Godsmack is the eponymous debut album by the hard rock/alternative metal band Godsmack. The album was initially paid for by the band and released as All Wound Up, before the band was signed to Universal Records and Republic Records. It was mastered at Sterling Sound in New York City. It featured a new song called "Someone in London" while the song "Goin' Down" was removed, but later appeared on the band's second major album Awake. Godsmack remains the band's highest selling album with 6 million copies sold worldwide.
After playing the Boston area over the following two years, local radio stations began playing the singles "Keep Away" and "Whatever", both of which helped the band to sell copies of their self-financed album ''All Wound Up.
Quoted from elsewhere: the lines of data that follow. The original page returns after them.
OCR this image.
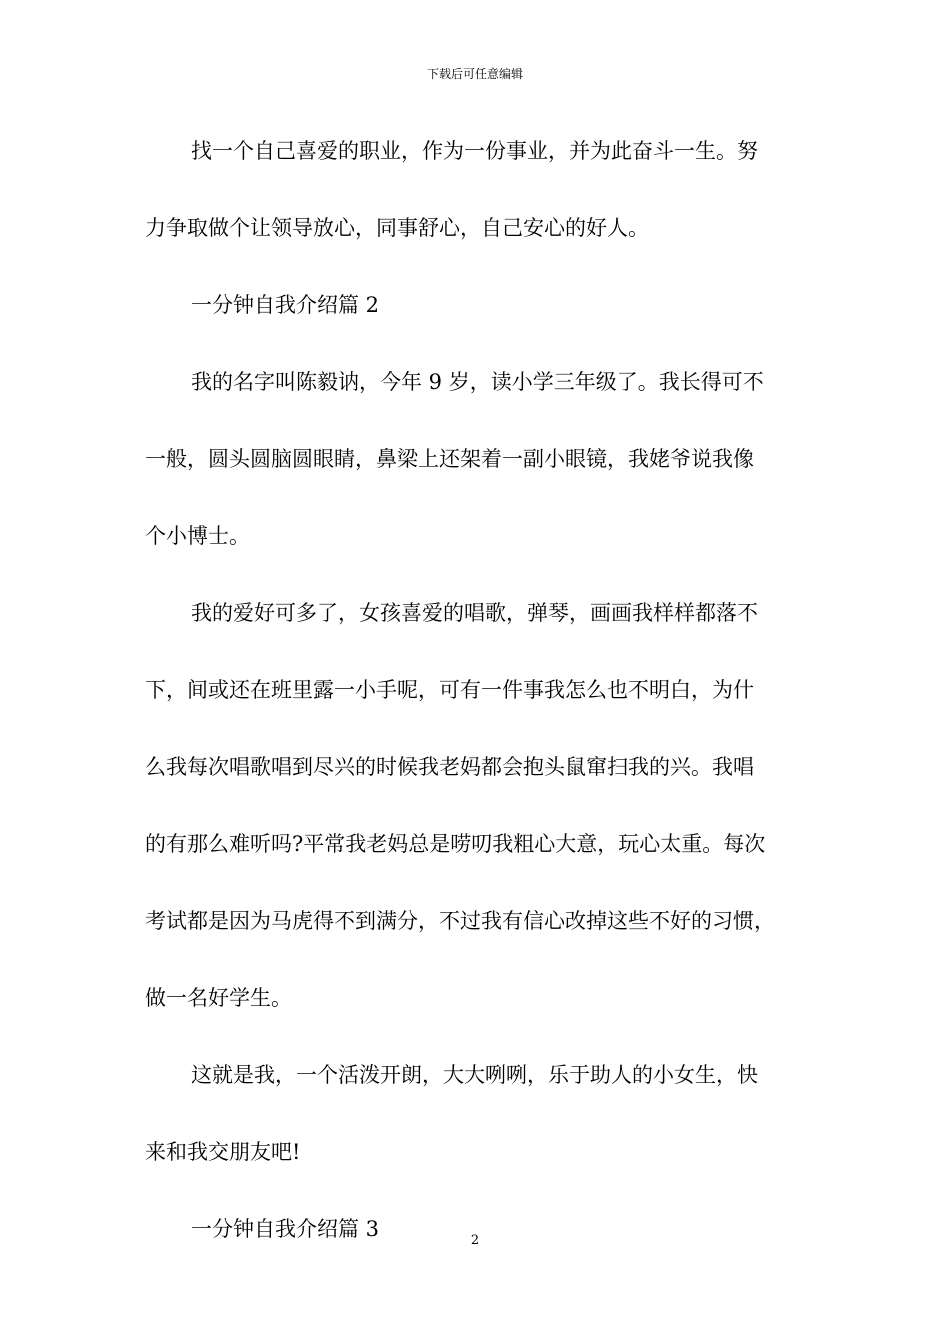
下载后可任意编辑
找一个自己喜爱的职业，作为一份事业，并为此奋斗一生。努
力争取做个让领导放心，同事舒心，自己安心的好人。
一分钟自我介绍篇 2
我的名字叫陈毅讷，今年 9 岁，读小学三年级了。我长得可不
一般，圆头圆脑圆眼睛，鼻梁上还架着一副小眼镜，我姥爷说我像
个小博士。
我的爱好可多了，女孩喜爱的唱歌，弹琴，画画我样样都落不
下，间或还在班里露一小手呢，可有一件事我怎么也不明白，为什
么我每次唱歌唱到尽兴的时候我老妈都会抱头鼠窜扫我的兴。我唱
的有那么难听吗?平常我老妈总是唠叨我粗心大意，玩心太重。每次
考试都是因为马虎得不到满分，不过我有信心改掉这些不好的习惯，
做一名好学生。
这就是我，一个活泼开朗，大大咧咧，乐于助人的小女生，快
来和我交朋友吧!
一分钟自我介绍篇 3	2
After the demand for their album became too high, Republic Records/Universal Records stepped in and signed the band to their label in 1998. The band replaced drummer Darco with Stewart and All Wound Up was remastered and released six weeks later as their self-titled debut album Godsmack.
According to the RIAA, by December 4, 2001, Godsmack's self-titled album has shipped four million copies in the United States and was certified 4× Platinum, making it Godsmack's most successful album to date..
The album caused controversy due to its profane lyrics without a Parental Advisory label. After listening to his son's copy of the album, a father in the U.S. complained to Wal-Mart, who sold him the album, that the lyrics were offensive. Wal-Mart and Kmart took the album off the shelves. The band and its record label later added a Parental Advisory sticker to the album, and some stores ordered amended copies of the album. Erna commented on the situation to Rolling Stone magazine, stating, "Our record has been in the marketplace for more than a year now without a parental advisory sticker and this is the one and only complaint. Stickers and lyrics are by nature subjective. We have decided to put a sticker on the record." This controversy did not hurt album sales, but according to Erna, helped, stating, "It's almost taunting kids to go out and get the record to see what we're saying on it."